Jornal Clarín Brasil JCB News – Brasil 29/07/23

” Nunca houve um monumento da cultura que não fosse também um monumento da barbárie.”

O filósofo alemão Walter Benjamin (1892 – 1940),importante ensaísta e crítico da
cultura do século XX  em seu escritos “Sobre  o conceito de história”, tece
considerações que até hoje norteiam importantes reflexões sobre as relações com a
história e o ofício de historiador na perspectiva do “materialista histórica”, tendo em
vista a sua formação e visão de mundo ser marxista (Por favor, não desista aqui da
leitura, ou pense que é mais uma comunistazinha a falar de política. Nenhum problema
se o fosse, mas não é o caso.).


Interessa-nos o que este pensador da cultura e da linguagem contribuiu e tem
contribuído para o desenvolvimento do pensamento crítico. Nos fragmentos reunidos
“Sobre o conceito de história” diz ele : ” O cronista que narra os acontecimentos,  sem
distinguir entre os grandes es pequenos, leva em conta a verdade de que nada do que
um dia aconteceu pode ser considerado perdido na história.” Foi com ele que aprendi a
olhar de modo diferente para os acontecimentos que me cercavam ,dando a dimensão
mais adequada a cada um deles. Também foi a partir dele que comecei a compreender  e
a situar-me na construção da história cidadã. Talvez, o leitor e  a leitora estejam
estranhando a grafia de história com letra minúscula, mas é exatamente a ratificação de
visão de construção da história, feita de grandes fatos e os considerados pequenos fatos,
porque todos são fatos históricos.

https://pt.wikipedia.org/wiki/Walter_Benjamin

Esse despertamento não pode desconsiderar que a vitória da seleção feminina brasileira
na Copa do Mundo na Austrália, numa goleada de 4 a 0 contra o Panamá – estreante na
Copa – é um marco para o novo momento do futebol feminina. Quando se imaginou a
transmissão de jogos de futebol feminino em canais grandes da mídia televisiva?
Desejou-se muito, talvez desde sempre, mas pareceu durante muito tempo da história
das mulheres  e suas conquistas.

Este marco para a história do futebol é também um marco para a história das mulheres
contra a opressão, um monumento de nossa cultura futebolística e feminina, além de
brasileira. Entretanto, ao lado dessa realização e do feito envolvido, que teve
manifestações pelas ruas do país, ainda que bastante incentivado pela mídia em geral,
tivemos notícias relevantes que fizeram andar a “fila” das organizações criminosas que
têm na morte por assassinato. A prisão do ex-bombeiro Suel e a delação premiada de
Élcio de Queiroz, como corresponsáveis dos assassinatos de Marielle Franco e seu
motorista Anderson Gomes em 14 de março d 2018. Outro feito importante, sem
dúvida, mas que coloca os holofotes sobre a barbárie que foi o ato de exterminar a vida
de Marielle Franco ,vereadora eleita do R de Janeiro, e irmã da hoje Ministra De
Igualdade Racial, Anielle Franco.


A visitação à estátua erigida à memória de Marielle Franco poderá ser um mero
monumento da cultura brasileira, até que se diga e propague que representa uma
vereadora carioca morta violentamente por assassinato. E muitos quererão tirar self
diante da expressão de luta e olhar doce que tão bem caracterizavam a personalidade
combativa da vereadora. Mais um monumento; mais uma estátua; mais uma história do
Rio de Janeiro. No entanto, a beleza da mulher e do ativismo eternizados na figura de
Marielle é também o recado de que ali jaz mais uma mulher que buscou fazer a
diferença como cidadã, lutando pela democracia.

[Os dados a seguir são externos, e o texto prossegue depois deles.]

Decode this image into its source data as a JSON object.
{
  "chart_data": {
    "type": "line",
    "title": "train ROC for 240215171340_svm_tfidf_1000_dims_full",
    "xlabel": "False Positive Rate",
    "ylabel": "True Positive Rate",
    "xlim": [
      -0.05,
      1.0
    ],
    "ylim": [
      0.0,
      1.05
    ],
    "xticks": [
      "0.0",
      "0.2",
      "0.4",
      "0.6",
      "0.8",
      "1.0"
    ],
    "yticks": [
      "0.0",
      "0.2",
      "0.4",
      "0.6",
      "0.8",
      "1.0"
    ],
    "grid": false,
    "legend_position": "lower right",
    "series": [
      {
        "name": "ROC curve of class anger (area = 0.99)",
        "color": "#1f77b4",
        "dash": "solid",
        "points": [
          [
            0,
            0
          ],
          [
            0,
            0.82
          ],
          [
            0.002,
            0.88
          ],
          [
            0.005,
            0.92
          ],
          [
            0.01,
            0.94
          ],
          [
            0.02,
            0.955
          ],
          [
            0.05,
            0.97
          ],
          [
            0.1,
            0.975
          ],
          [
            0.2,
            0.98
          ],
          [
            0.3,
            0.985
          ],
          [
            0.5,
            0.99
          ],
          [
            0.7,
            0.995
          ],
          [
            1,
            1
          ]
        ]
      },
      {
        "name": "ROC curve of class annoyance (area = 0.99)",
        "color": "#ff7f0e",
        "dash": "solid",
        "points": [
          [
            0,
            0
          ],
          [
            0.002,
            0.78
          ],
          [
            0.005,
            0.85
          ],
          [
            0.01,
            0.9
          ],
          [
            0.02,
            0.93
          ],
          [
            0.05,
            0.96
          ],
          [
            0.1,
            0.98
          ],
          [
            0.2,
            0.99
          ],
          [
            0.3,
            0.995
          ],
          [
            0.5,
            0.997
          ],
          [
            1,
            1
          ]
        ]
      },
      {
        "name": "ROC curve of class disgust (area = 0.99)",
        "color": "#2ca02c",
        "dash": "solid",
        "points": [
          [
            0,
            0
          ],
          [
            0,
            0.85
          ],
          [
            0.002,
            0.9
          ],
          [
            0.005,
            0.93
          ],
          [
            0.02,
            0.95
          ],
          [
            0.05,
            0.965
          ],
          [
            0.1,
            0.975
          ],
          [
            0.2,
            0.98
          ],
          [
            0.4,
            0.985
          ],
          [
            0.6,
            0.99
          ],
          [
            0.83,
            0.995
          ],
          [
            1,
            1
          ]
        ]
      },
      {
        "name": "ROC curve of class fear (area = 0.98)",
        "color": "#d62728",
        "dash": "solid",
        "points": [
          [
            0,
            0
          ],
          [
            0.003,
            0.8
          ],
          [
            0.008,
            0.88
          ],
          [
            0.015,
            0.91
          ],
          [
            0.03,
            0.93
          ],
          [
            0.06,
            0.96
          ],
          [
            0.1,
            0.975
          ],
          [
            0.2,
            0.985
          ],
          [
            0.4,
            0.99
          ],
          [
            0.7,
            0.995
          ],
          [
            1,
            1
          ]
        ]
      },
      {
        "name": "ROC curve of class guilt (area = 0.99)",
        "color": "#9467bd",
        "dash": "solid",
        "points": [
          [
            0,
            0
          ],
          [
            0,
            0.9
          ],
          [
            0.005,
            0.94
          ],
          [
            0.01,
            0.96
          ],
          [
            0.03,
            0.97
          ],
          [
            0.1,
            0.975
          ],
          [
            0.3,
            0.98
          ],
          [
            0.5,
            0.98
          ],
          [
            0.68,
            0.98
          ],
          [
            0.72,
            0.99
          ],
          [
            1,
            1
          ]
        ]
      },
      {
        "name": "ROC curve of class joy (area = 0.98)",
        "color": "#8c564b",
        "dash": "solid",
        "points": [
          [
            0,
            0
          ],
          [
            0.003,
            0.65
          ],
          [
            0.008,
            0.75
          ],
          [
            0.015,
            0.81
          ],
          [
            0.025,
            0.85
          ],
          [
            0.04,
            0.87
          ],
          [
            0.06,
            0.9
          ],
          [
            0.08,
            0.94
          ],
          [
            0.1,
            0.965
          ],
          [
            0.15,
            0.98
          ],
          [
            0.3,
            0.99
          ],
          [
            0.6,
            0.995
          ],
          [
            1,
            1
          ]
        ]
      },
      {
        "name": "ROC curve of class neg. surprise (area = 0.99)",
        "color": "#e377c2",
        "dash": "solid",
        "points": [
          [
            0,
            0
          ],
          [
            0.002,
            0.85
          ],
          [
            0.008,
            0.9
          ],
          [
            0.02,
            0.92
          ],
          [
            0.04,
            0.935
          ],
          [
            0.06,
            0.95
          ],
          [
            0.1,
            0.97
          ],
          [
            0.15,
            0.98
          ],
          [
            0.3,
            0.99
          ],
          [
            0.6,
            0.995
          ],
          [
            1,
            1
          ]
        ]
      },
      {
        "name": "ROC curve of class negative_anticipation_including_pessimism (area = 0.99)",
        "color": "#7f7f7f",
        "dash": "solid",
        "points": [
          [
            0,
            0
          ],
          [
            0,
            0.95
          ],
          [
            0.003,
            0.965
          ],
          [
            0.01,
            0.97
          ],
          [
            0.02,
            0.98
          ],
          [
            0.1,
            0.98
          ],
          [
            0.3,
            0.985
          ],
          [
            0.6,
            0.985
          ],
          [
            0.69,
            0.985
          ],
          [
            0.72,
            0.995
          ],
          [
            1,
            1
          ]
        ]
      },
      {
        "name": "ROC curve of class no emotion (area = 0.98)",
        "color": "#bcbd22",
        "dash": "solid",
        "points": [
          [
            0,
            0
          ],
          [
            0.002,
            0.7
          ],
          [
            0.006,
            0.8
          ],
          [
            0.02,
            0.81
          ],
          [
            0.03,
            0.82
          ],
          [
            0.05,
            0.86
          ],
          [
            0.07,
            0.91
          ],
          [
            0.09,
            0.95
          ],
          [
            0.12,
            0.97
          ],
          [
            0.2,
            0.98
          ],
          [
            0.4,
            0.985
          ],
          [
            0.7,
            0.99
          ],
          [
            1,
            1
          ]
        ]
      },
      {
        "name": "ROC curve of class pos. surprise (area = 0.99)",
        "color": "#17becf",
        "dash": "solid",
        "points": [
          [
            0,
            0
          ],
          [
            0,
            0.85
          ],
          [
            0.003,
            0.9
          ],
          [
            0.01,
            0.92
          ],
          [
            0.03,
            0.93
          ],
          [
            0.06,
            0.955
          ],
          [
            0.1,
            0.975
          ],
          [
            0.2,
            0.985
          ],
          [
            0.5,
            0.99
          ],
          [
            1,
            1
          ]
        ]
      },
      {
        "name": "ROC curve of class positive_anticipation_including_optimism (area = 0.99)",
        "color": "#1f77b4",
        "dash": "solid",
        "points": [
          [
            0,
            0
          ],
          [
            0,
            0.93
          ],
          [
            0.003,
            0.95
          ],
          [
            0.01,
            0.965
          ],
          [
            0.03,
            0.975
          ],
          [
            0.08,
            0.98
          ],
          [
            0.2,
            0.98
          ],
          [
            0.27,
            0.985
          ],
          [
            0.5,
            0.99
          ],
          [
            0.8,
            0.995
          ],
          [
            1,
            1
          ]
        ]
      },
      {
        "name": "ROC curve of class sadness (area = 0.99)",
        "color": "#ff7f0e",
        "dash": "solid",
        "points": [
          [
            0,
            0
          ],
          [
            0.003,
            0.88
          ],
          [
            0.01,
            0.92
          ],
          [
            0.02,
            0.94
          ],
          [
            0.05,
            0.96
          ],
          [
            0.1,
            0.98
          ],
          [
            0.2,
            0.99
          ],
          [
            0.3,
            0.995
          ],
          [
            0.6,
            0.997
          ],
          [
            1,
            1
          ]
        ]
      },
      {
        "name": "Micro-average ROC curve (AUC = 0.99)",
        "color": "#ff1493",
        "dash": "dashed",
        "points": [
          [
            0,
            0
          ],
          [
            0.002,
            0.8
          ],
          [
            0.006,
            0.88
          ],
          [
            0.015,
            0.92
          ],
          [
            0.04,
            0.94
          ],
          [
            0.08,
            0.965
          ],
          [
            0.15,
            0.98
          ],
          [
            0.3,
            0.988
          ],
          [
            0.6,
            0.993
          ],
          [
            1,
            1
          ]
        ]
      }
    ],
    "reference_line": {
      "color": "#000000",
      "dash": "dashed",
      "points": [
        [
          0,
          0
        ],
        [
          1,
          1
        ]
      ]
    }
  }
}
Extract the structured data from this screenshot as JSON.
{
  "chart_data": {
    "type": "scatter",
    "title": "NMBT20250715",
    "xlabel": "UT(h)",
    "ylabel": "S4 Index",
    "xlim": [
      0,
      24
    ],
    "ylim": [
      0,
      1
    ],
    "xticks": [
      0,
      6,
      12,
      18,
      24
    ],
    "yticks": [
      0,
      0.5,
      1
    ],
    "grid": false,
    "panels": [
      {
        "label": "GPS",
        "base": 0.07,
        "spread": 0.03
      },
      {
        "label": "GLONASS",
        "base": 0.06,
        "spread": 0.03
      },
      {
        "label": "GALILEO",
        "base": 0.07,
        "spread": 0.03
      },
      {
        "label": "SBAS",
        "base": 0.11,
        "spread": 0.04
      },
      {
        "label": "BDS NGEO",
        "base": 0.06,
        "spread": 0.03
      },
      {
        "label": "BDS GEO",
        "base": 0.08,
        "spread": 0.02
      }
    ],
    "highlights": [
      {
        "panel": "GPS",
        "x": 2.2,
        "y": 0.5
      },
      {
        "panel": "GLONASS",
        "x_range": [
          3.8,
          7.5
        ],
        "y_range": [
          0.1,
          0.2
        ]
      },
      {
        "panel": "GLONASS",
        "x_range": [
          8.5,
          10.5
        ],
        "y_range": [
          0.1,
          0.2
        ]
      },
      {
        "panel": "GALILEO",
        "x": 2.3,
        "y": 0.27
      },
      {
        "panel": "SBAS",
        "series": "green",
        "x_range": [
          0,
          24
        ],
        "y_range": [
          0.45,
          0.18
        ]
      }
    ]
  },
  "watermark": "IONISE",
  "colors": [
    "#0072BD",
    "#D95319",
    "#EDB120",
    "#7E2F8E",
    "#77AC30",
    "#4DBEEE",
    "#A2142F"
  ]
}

Estátua erigida em homenagem a Vereadora Marielle Franco, assassinada pelo crime organizado do Rio de Janeiro – Imagem: Reprodução

Tanto no caso das jogadoras da seleção feminina brasileira de futebol, como no caso
ainda sem solução definitiva de Marielle Franco, são situações e episódios que merecem
reflexões que inquietem as nossas mentes : 

  • A jogadora Marta, “a melhor do mundo”, está fazendo a história do futebol há no

mínimo 24 anos,6 copas. Mas antes disso, é preciso pensar em quem foi a

referência para Marta a ponto de impulsioná-la para a carreira, quando o campo

de futebol era chão de terra;

  • Pode ser um “misto de emoções”, como declarou a irmã da vereadora

assassinada em entrevista. O “misto” é exatamente a expressão dessa

ambivalência tão bem apontada por Walter Benjamin : monumento de cultura/

monumento de barbárie;


E é nesse sentido que as histórias de vida de tantas mulheres são relevantes para que os
feitos que honram antecessoras do esporte e de militantes que vem lutando pelos
direitos das mulheres para o exercício pleno da cidadania, como era o caso de Marielle
Franco, porque são sob um olhar atento mais do que feitos ou registros de nossa
história, são índices de tantas outras vidas predecessoras, diretamente ligadas ou não.
Ao lado de Doris Monteiro (A rainha dos cadetes),e a genial Leni Andrade que levou a
Bossa Nova pelo mundo na voz potente e doce, de musicalidade indiscutível, outros
monumentos do cancioneiro popular brasileiro. 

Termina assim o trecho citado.